I have a big problem! The Update.inf file is missing and I don't know what to do. I've done everything to restoring it but no good. If someone knows what to do please help! :sigh:


----------



## justpassingby (Mar 11, 2007)

*Re: Missing Update.inf FILE!!*

Hi DevilJean and welcome to TSF !

When do you get that issue ? What are you trying to do when you get that error message ?

What's the computer's brand and model or what are the complete system specs (see the link in my sig) ?

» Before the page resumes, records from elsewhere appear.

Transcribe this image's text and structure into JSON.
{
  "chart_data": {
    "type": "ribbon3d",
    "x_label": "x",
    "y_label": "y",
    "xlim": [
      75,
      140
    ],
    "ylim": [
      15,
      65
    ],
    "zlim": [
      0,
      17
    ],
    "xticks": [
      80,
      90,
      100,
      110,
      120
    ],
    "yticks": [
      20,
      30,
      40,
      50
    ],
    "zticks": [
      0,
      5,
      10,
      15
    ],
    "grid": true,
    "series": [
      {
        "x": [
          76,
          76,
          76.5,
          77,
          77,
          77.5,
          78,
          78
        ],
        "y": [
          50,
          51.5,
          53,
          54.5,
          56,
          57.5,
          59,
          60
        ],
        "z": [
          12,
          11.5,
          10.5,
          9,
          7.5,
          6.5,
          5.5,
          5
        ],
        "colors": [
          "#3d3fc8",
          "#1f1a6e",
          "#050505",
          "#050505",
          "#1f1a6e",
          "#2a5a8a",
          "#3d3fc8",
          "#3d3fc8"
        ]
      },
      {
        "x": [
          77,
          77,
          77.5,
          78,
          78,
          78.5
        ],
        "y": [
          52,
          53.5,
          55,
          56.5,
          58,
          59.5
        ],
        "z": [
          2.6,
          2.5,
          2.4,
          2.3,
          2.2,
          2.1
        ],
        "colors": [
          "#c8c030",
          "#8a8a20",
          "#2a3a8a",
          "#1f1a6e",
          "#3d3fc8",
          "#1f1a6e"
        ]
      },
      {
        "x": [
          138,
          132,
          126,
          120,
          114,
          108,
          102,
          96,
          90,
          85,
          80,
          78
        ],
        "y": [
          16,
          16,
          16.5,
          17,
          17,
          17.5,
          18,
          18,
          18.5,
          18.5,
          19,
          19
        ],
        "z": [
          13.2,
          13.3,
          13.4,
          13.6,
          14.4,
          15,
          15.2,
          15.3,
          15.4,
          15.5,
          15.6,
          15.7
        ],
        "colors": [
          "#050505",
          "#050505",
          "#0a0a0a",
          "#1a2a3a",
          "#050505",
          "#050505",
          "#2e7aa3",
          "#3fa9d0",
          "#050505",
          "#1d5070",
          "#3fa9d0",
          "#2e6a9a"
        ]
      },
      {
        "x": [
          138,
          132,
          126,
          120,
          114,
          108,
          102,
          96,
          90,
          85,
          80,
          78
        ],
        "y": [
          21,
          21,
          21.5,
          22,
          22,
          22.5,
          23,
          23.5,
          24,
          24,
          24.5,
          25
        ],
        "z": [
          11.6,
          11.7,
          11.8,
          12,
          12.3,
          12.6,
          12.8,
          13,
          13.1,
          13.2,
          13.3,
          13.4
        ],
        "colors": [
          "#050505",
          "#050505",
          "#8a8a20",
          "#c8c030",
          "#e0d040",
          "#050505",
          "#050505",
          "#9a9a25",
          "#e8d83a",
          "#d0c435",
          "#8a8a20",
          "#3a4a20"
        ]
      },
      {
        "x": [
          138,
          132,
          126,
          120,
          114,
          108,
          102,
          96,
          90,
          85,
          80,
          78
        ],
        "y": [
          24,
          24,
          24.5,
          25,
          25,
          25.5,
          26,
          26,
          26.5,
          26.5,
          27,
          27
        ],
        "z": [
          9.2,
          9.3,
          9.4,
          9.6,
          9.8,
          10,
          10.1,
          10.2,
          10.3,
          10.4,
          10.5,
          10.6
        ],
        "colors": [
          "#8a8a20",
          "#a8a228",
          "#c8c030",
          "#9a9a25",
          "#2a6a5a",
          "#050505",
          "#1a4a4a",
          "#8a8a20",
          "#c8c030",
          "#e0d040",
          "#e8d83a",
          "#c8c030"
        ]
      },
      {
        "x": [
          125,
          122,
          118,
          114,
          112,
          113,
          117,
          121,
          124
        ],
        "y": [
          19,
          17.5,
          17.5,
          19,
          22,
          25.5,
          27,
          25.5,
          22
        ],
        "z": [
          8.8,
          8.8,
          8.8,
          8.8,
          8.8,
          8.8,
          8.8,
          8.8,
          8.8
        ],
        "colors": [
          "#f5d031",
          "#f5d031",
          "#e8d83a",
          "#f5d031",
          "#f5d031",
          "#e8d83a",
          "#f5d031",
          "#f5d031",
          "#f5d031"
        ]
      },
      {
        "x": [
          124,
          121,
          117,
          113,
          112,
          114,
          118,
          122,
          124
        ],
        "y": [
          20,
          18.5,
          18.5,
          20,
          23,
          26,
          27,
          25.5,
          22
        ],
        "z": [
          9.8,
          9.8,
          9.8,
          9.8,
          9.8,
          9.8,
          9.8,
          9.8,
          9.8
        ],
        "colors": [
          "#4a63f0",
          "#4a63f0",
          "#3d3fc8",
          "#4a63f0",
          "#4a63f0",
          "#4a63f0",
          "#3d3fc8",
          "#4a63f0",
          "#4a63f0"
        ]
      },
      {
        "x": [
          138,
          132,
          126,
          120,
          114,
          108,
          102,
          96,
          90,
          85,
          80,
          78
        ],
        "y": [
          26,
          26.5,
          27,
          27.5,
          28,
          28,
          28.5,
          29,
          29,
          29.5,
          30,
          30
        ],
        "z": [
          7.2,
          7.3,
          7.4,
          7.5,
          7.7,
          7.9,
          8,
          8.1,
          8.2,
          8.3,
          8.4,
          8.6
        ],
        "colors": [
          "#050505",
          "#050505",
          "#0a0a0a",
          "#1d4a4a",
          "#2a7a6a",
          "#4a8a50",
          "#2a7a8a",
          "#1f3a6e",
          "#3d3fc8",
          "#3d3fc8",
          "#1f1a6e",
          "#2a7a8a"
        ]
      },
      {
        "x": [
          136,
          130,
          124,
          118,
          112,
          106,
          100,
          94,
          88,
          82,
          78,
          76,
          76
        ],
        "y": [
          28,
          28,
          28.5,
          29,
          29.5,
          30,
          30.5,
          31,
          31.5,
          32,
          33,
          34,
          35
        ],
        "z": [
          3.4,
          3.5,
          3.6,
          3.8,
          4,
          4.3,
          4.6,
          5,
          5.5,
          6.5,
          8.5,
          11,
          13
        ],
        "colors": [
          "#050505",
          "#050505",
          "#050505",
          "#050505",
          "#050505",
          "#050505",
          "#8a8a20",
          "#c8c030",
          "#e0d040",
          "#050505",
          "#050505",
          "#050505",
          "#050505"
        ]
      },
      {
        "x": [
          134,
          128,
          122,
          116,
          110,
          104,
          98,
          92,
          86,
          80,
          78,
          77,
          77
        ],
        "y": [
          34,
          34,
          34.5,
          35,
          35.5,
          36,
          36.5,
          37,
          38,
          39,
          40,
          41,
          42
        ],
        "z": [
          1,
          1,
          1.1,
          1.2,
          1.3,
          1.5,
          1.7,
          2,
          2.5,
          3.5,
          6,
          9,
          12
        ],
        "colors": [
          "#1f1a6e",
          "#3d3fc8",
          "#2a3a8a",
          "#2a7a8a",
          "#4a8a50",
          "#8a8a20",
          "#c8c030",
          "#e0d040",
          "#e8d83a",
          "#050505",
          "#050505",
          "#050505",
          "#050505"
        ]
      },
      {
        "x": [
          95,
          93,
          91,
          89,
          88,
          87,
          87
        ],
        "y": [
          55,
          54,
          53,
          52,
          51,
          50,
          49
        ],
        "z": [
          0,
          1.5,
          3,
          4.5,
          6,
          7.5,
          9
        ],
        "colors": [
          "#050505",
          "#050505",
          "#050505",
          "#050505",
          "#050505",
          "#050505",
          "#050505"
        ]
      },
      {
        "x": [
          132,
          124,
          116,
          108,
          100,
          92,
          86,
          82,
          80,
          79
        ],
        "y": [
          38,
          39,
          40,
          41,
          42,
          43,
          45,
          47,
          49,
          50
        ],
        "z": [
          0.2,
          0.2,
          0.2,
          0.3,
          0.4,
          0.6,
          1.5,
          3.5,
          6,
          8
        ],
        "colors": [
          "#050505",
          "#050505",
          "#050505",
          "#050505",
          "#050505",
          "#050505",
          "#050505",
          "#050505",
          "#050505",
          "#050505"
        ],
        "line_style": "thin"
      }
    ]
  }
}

If you get that error when you try to install SP2 then see if this helps :
http://www.annoyances.org/exec/forum/win2000/1064280626


----------



## DevilJean (May 3, 2008)

*Re: Missing Update.inf FILE!!*

I just recently bought some new parts for my computer, put them all in and after that I re-installed windows but when I try to install IExplorer 7, media player program and other windows updates it says "Setup could not verify the integrity of the file Update.inf. Make sure the Cryptographic service is running on this computer." Cryptographic service is running good but the Update.inf file is missing no mater how many times I search for it. I can't find it. Maybe It's been deleted somehow. :4-dontkno I don't know. :sad:


----------



## justpassingby (Mar 11, 2007)

*Re: Missing Update.inf FILE!!*

Follow these steps from Microsoft :

You cannot install some updates or programs


----------



## DevilJean (May 3, 2008)

*Re: Missing Update.inf FILE!!*

WOW IT WORKED!!! Thanks for the help man! You really help a lot. Everything now works perfect! Thanks again! If I find anymore problems I'll make sure to ask your help! See ya! :wave:


----------